What’s been your experience as a woman in a male-dominated industry?

I never think of myself as a female chef. I was on this show recently — “The Kelly Clarkson Show” — and the teleprompter was wanting her to describe me as one of the country’s top female chefs, and she asked me if she could say I’m one of the country’s greatest chefs, and I was like, “hell yeah.” Why do we have to be described as women, not just as great?

I think of it more that way, but I know that at the same time, it is important to talk about as a way to reach more women in the industry. For me, it’s a juggle, too. I happen to have waited longer in life to have a baby. I established a career, and I now have a six-year-old, so I’m trying to juggle family and work. It’s so nice to inspire others, and there is a way to balance both. It’s about surrounding yourself with people you trust.

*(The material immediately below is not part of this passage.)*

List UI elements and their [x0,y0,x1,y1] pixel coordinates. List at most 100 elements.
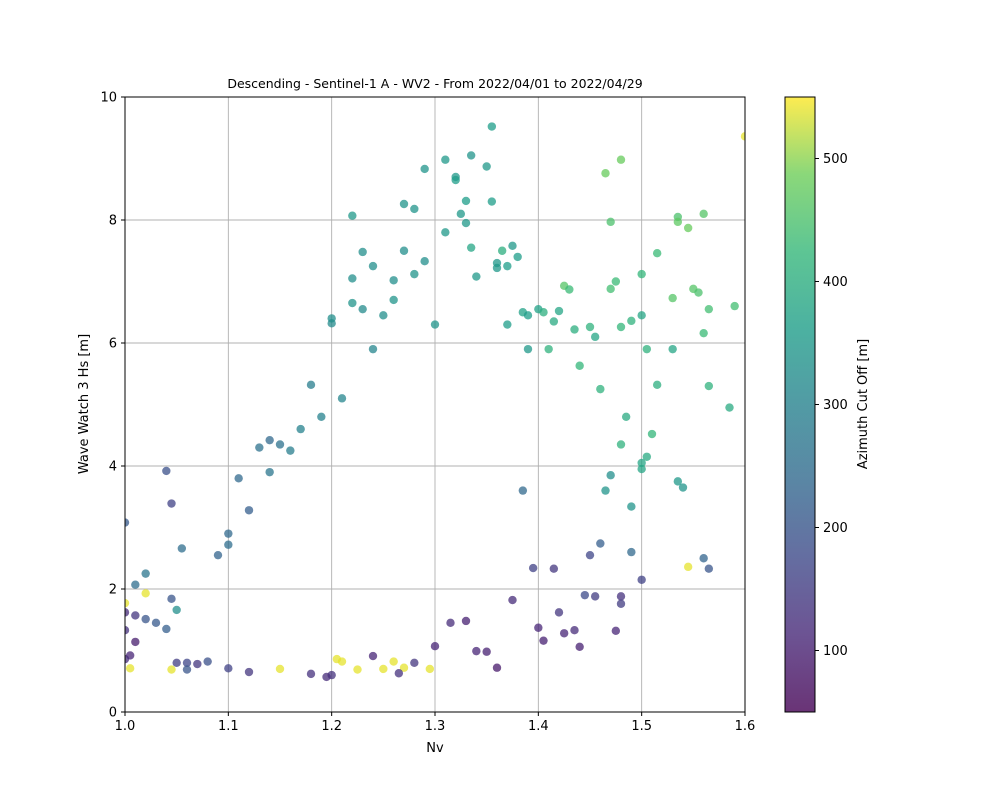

On that note, how would you describe your leadership style?

I definitely lead from doing. My team knows I work every day of the week. Today, I’m here setting up a station on garde manger. They see that I work hard and I try to know everyone on the team. I always try to be accessible to everyone. I’ve worked in some restaurants that, when the chef comes in from out of town, it’s like some random famous person comes in the kitchen. But I just go in and say, ‘What’s up?’ I can’t be in all the restaurants in Chicago and Los Angeles all the time, but I know it’s not a strange thing to see me come around.

What’s your advice to young women entering the industry?

Find the restaurants where there is the kind of environment that should be in all restaurants. You want to work in an inclusive restaurant that gives opportunity to everyone and anyone, with chefs who believe in teaching and growing the team — and helping find the right career paths for you.